Architecture was a dominant feature. The gallery was split between a perimeter and a walled-off, semi-accessible core. A giant coffee cup, submerged in a wall, was inside the walled-off area.  I had to squeeze through a corridor, to view the giant coffee cup.  The corridor led me to several peepholes. The peepholes allowed me to view inside the cardboard boxes I had encountered earlier. Each box contained a small mock-up of a table and a coffee cup, and both mock-ups were skewed so the models were sideways. 

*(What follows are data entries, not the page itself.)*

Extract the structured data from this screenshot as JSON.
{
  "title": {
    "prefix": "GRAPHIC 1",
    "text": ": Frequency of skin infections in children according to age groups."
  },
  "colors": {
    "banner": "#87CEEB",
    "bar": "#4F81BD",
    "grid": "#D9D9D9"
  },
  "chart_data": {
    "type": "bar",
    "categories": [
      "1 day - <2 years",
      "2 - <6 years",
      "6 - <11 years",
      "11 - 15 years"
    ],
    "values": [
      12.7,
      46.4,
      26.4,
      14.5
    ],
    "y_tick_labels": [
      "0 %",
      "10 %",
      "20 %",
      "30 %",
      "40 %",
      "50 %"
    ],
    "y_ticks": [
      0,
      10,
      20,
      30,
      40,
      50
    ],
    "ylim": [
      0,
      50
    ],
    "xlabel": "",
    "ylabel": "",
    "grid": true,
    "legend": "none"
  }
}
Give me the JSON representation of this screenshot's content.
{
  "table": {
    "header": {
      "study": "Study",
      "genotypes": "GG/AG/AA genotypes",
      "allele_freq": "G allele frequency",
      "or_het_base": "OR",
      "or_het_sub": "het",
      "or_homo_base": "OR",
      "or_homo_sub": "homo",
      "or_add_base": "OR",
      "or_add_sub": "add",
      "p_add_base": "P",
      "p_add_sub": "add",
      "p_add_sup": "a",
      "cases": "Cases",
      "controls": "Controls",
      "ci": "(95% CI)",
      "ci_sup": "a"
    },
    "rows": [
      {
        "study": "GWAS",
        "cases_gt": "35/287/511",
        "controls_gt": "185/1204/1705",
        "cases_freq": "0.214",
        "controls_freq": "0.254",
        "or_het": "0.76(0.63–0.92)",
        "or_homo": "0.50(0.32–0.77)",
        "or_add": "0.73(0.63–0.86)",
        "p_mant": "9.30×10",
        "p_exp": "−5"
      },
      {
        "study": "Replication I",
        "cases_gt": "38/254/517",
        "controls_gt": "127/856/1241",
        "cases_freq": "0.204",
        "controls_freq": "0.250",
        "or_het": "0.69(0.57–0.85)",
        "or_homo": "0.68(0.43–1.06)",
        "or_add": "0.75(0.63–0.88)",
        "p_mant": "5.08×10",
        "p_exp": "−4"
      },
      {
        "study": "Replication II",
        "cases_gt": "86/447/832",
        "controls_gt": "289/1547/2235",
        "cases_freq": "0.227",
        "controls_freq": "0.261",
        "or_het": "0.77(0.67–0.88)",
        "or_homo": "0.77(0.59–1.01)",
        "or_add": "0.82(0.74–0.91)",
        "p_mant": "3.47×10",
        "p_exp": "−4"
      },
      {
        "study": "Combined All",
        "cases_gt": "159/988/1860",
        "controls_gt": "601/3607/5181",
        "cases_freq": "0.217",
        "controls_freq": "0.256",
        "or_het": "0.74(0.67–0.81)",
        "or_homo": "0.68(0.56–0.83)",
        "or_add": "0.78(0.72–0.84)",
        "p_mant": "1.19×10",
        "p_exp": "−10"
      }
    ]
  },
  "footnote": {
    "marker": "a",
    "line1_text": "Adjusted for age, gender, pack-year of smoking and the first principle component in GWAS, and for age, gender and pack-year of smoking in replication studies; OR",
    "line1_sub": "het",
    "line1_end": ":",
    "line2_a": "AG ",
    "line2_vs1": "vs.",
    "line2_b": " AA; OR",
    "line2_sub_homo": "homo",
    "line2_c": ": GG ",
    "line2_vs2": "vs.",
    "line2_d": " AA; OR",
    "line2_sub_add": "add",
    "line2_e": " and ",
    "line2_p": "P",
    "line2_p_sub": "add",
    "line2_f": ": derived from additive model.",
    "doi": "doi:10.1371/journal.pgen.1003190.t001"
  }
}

Fried was a long time teacher at the San Francisco Art Institute. He gave a talk there, earlier this month. I watched it on Vimeo. He wore a Titleist hat, a raincoat, and had bad posture. For the first thirty minutes, he probably said ten words. He appeared lost, like he’d wandered into the building hoping to buy consumer electronics, realized he was onstage and talking about art. Then it clicked and the talk went ninety minutes. I’ve attended maybe thirty of these SFAI lectures, never seen one go beyond sixty minutes— a possible intimation into the reserves that made Fried such a respected teacher. I was surprised to hear Fried return several times to the issue of homelessness. More specifically, he observed the architecture of homeless encampments to be wild, unregulated expressions of what happens when people are left to their own devices.  Urgency is double-edged: it creates a need for prefabricated cliche to communicate quickly; or, it creates unique associations, without custom, and soaked in immediate desire. In reference to art, Fried said “life gets in the way.”  

Fried walks a tight rope between tight formalisms, and a looser, more casual conceptualism. The overall feel of the show was cold and hallucinatory-  an oddly clinical realm of search and counter-search, where the physical space doesn't match the image, and where political postures don’t click with real-time behaviors.  Fried never values orthodoxy of perception, and he allows life in.